El cumplimiento de la misma significaba que las panaderías de Buenos Aires necesitarían 700 máquinas.   La respuesta de su compañero fue afirmativa y juntos formaron una sociedad que, en 1911 y en plena etapa del modelo agroexportador argentino, patentó la primera máquina de amasar pan bautizada SIAM (Sección Industrial Amasadoras Mecánicas). El producto fue un éxito.    

Al poco tiempo, Di Tella se hizo cargo de la compañía y desarrolló un complejo industrial de gran poderío durante el siglo XX, conocido como SIAM Di Tella Ltd. El mismo, convertido en sinónimo de modernización, llegó a poseer 13 plantas industriales y a fabricar 250 artículos distintos para la industria y el hogar, expandiéndose a Chile, Brasil y Uruguay, así como a New York y Londres.  

De las amasadoras mecánicas, pasó a fabricar surtidores de nafta, bombeadores y artefactos eléctricos.

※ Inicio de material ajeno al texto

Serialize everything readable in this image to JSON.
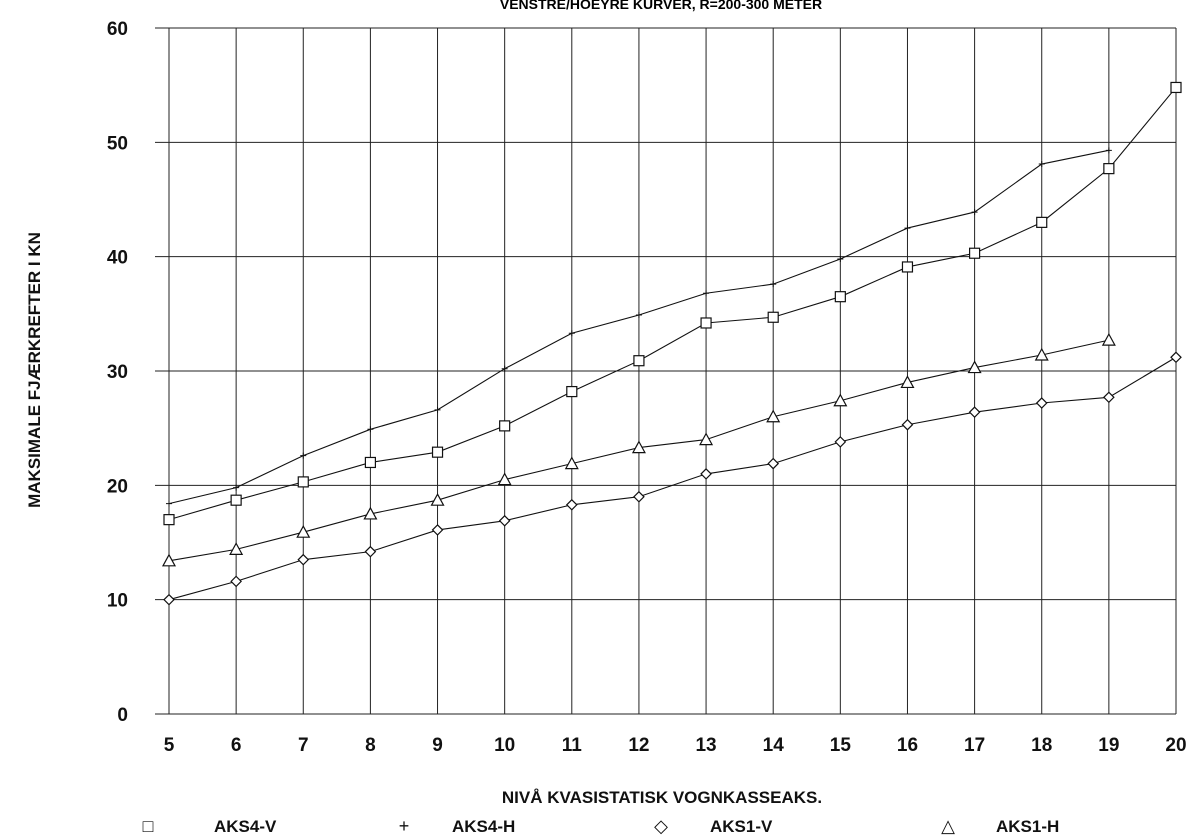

Di Tella logró introducir a nivel masivo el uso de un artículo de avanzada: la heladera SIAM, un bien de confort que se tornó fundamental en la familia argentina.  

El Ingeniero Di Tella murió en 1948, pero su empresa continuó creciendo y además de fabricar electrodomésticos tales como lavarropas y cocinas, se dedicó a producir la motoneta y furgoneta Siambreta, televisores en blanco y negro y el mítico automóvil SIAM Di Tella 1500.